Parsing text with Python

2018-01-07 · 2966 words · 14 minute read

python

programming · parsing · python

I hate parsing files, but it is something that I have had to do at the start of nearly every project. Parsing is not easy, and it can be a stumbling block for beginners. However, once you become comfortable with parsing files, you never have to worry about that part of the problem. That is why I recommend that beginners get comfortable with parsing files early on in their programming education. This article is aimed at Python beginners who are interested in learning to parse text files.

In this article, I will introduce you to my system for parsing files. I will briefly touch on parsing files in standard formats, but what I want to focus on is the parsing of complex text files. What do I mean by complex? Well, we will get to that, young padawan.

For reference, the slide deck that I use to present on this topic is available here. All of the code and the sample text that I use is available in my Github repo here.

Why parse files?

First, let us understand what the problem is. Why do we even need to parse files? In an imaginary world where all data existed in the same format, one could expect all programs to input and output that data. There would be no need to parse files. However, we live in a world where there is a wide variety of data formats. Some data formats are better suited to different applications. An individual program can only be expected to cater for a selection of these data formats. So, inevitably there is a need to convert data from one format to another for consumption by different programs. Sometimes data is not even in a standard format which makes things a little harder.

So, what is parsing?

Parse: Analyse (a string or text) into logical syntactic components.

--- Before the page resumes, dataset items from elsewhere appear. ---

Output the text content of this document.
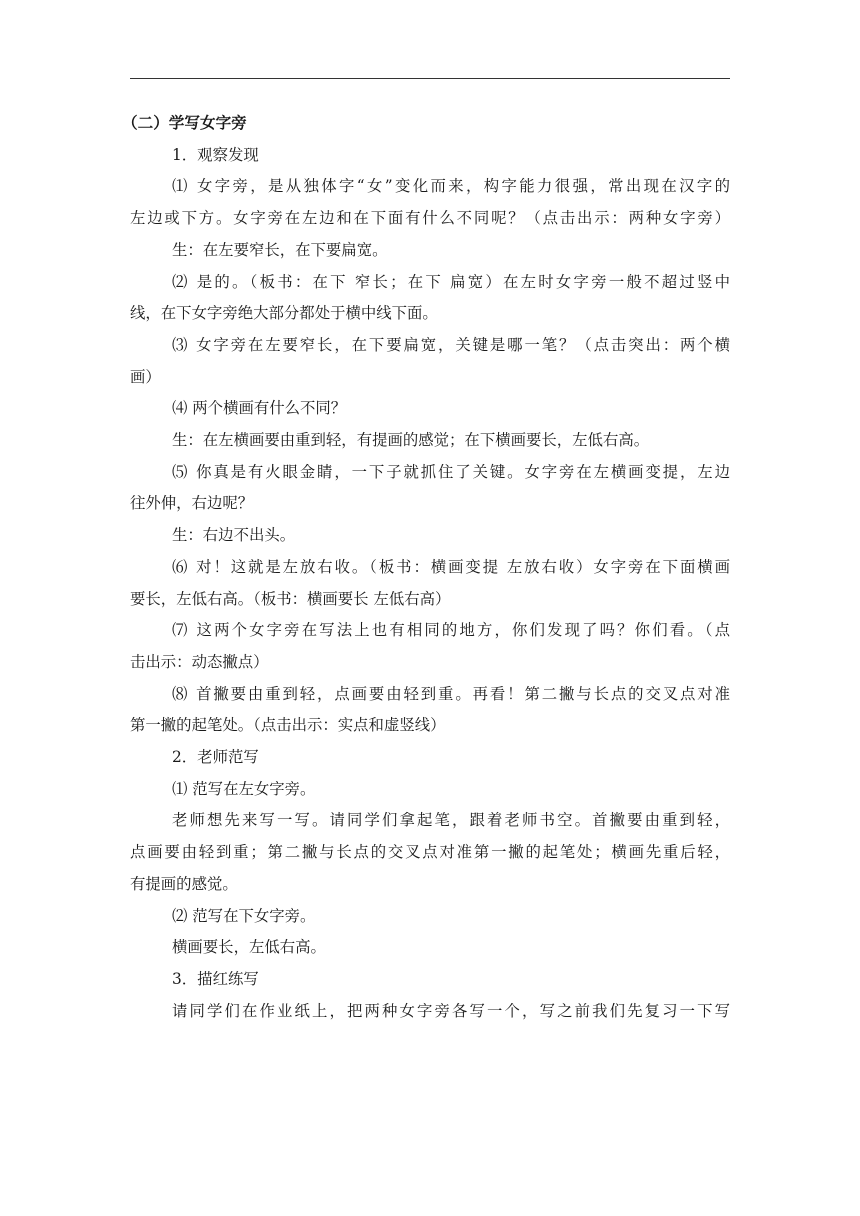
（二）学写女字旁
1．观察发现
⑴ 女字旁，是从独体字“女”变化而来，构字能力很强，常出现在汉字的
左边或下方。女字旁在左边和在下面有什么不同呢？（点击出示：两种女字旁）
生：在左要窄长，在下要扁宽。
⑵ 是的。（板书：在下 窄长；在下 扁宽）在左时女字旁一般不超过竖中
线，在下女字旁绝大部分都处于横中线下面。
⑶ 女字旁在左要窄长，在下要扁宽，关键是哪一笔？（点击突出：两个横
画）
⑷ 两个横画有什么不同？
生：在左横画要由重到轻，有提画的感觉；在下横画要长，左低右高。
⑸ 你真是有火眼金睛，一下子就抓住了关键。女字旁在左横画变提，左边
往外伸，右边呢？
生：右边不出头。
⑹ 对！这就是左放右收。（板书：横画变提 左放右收）女字旁在下面横画
要长，左低右高。（板书：横画要长 左低右高）
⑺ 这两个女字旁在写法上也有相同的地方，你们发现了吗？你们看。（点
击出示：动态撇点）
⑻ 首撇要由重到轻，点画要由轻到重。再看！第二撇与长点的交叉点对准
第一撇的起笔处。（点击出示：实点和虚竖线）
2．老师范写
⑴ 范写在左女字旁。
老师想先来写一写。请同学们拿起笔，跟着老师书空。首撇要由重到轻，
点画要由轻到重；第二撇与长点的交叉点对准第一撇的起笔处；横画先重后轻，
有提画的感觉。
⑵ 范写在下女字旁。
横画要长，左低右高。
3．描红练写
请同学们在作业纸上，把两种女字旁各写一个，写之前我们先复习一下写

I don’t like the above Oxford dictionary definition. So, here is my alternate definition.

Parse: Convert data in a certain format into a more usable format.

The big picture

With that definition in mind, we can imagine that our input may be in any format. So, the first step, when faced with any parsing problem, is to understand the input data format. If you are lucky, there will be documentation that describes the data format. If not, you may have to decipher the data format for yourselves. That is always fun.

Once you understand the input data, the next step is to determine what would be a more usable format. Well, this depends entirely on how you plan on using the data. If the program that you want to feed the data into expects a CSV format, then that’s your end product. For further data analysis, I highly recommend reading the data into a pandas DataFrame.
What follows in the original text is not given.